We have also shrunk the feature space by a factor of 4 - let's see how well this model is going to perform

In [73]:
# using transform method we transform X_train into a matrix of bag-of-words representation of X_train
X_train_vectorized = vect.transform(X_train)

log_reg_tfidf = LogisticRegression()
log_reg_tfidf.fit(X_train_vectorized, y_train)

preds = log_reg_tfidf.predict(vect.transform(X_test))

print('AUC: ', roc_auc_score(y_test, preds))
print('Accuracy: ', accuracy_score(y_test, preds))
print(confusion_matrix(y_test, preds))

STOP: TOTAL NO. of ITERATIONS REACHED LIMIT.

Increase the number of iterations (max_iter) or scale the data as shown in:
    https://scikit-learn.org/stable/modules/preprocessing.html
Please also refer to the documentation for alternative solver options:
    https://scikit-learn.org/stable/modules/linear_model.html#logistic-regression


AUC:  0.9103901483768924
Accuracy:  0.9399856798802317
[[ 3320   585]
 [  337 11121]]


Great! By reducing the number of features we not only decreased the run time to train our model, but also have improved the model's generalization.

In [76]:
feature_names = np.array(vect.get_feature_names())

sorted_coef_index = log_reg_tfidf.coef_[0].argsort()

# Find the 10 smallest and 10 largest coefficients
# The 10 largest coefficients are being indexed using [:-11:-1] 
# so the list returned is in order of largest to smallest
print('Smallest Coefs:\n{}\n'.format(feature_names[sorted_coef_index[:10]]))
print('Largest Coefs: \n{}'.format(feature_names[sorted_coef_index[:-11:-1]]))

Smallest Coefs:
['not' 'disappointed' 'worst' 'return' 'horrible' 'slow' 'doesn' 'stopped'
 'poor' 'waste']

Largest Coefs: 
['great' 'love' 'excellent' 'perfect' 'amazing' 'good' 'best' 'far' 'easy'
 'perfectly']


Let us see what features appear most often in our tfidf matrix:

In [86]:
feature_names = np.array(vect.get_feature_names())

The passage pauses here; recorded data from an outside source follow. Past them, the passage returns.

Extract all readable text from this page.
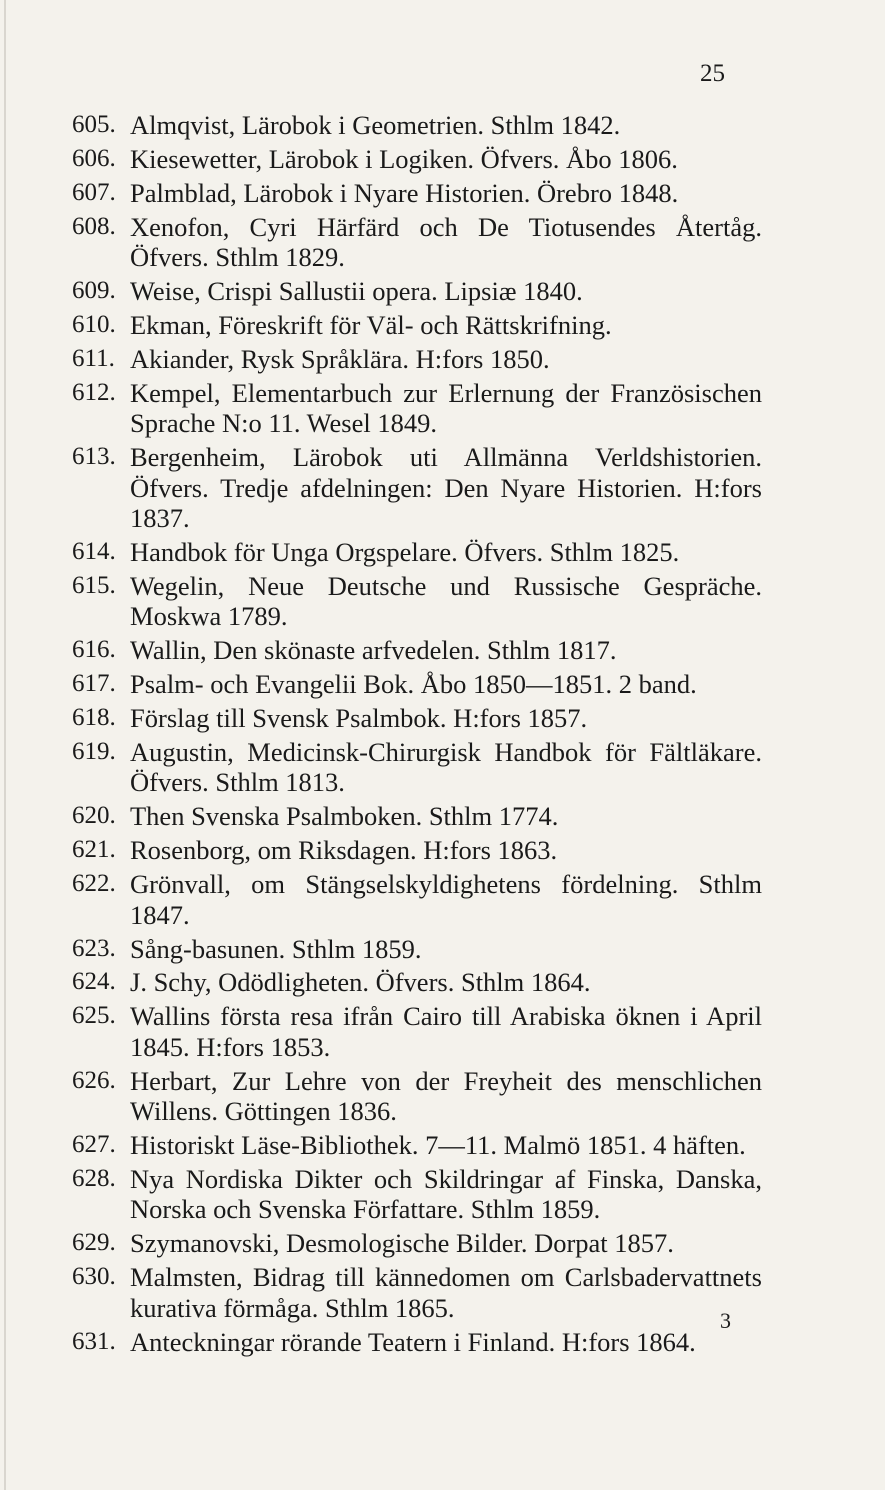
25
605. Almqvist, Lärobok i Geometrien. Sthlm 1842.
606. Kiesewetter, Lärobok i Logiken. Öfvers. Åbo 1806.
607. Palmblad, Lärobok i Nyare Historien. Örebro 1848.
608. Xenofon, Cyri Härfärd och De Tiotusendes Återtåg. Öfvers. Sthlm 1829.
609. Weise, Crispi Sallustii opera. Lipsiæ 1840.
610. Ekman, Föreskrift för Väl- och Rättskrifning.
611. Akiander, Rysk Språklära. H:fors 1850.
612. Kempel, Elementarbuch zur Erlernung der Französischen Sprache N:o 11. Wesel 1849.
613. Bergenheim, Lärobok uti Allmänna Verldshistorien. Öfvers. Tredje afdelningen: Den Nyare Historien. H:fors 1837.
614. Handbok för Unga Orgspelare. Öfvers. Sthlm 1825.
615. Wegelin, Neue Deutsche und Russische Gespräche. Moskwa 1789.
616. Wallin, Den skönaste arfvedelen. Sthlm 1817.
617. Psalm- och Evangelii Bok. Åbo 1850—1851. 2 band.
618. Förslag till Svensk Psalmbok. H:fors 1857.
619. Augustin, Medicinsk-Chirurgisk Handbok för Fältläkare. Öfvers. Sthlm 1813.
620. Then Svenska Psalmboken. Sthlm 1774.
621. Rosenborg, om Riksdagen. H:fors 1863.
622. Grönvall, om Stängselskyldighetens fördelning. Sthlm 1847.
623. Sång-basunen. Sthlm 1859.
624. J. Schy, Odödligheten. Öfvers. Sthlm 1864.
625. Wallins första resa ifrån Cairo till Arabiska öknen i April 1845. H:fors 1853.
626. Herbart, Zur Lehre von der Freyheit des menschlichen Willens. Göttingen 1836.
627. Historiskt Läse-Bibliothek. 7—11. Malmö 1851. 4 häften.
628. Nya Nordiska Dikter och Skildringar af Finska, Danska, Norska och Svenska Författare. Sthlm 1859.
629. Szymanovski, Desmologische Bilder. Dorpat 1857.
630. Malmsten, Bidrag till kännedomen om Carlsbadervattnets kurativa förmåga. Sthlm 1865.
631. Anteckningar rörande Teatern i Finland. H:fors 1864.
3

sorted_tfidf_index = X_train_vectorized.max(0).toarray()[0].argsort()

print('Smallest tfidf:\n{}\n'.format(feature_names[sorted_tfidf_index[:20]]))
print('Largest tfidf: \n{}'.format(feature_names[sorted_tfidf_index[:-21:-1]]))

Smallest tfidf:
['spoken' 'reactions' 'fidelity' 'bokeh' 'adreno' 'controlled'
 'synchronization' 'candybar' 'comparisons' 'nav' 'rooms' 'damp' '480p'
 'ultimo' 'warmth' '1920x1080' 'ingress' 'dragging' 'conversion'
 'breakers']

Largest tfidf: 
['real' 'don' 'excelent' 'windows' 'aaa' 'pin' 'genial' 'very' 'god'
 'verygood' 'loveit' 'a1' 'it' 'done' 'recommended' 'excelente' 'tiempo'
 'thx' 'fire' 'goo']


List of features with the largest TfIdf contains words which appreared frequently in a review, but did not appear commonly across all reviews.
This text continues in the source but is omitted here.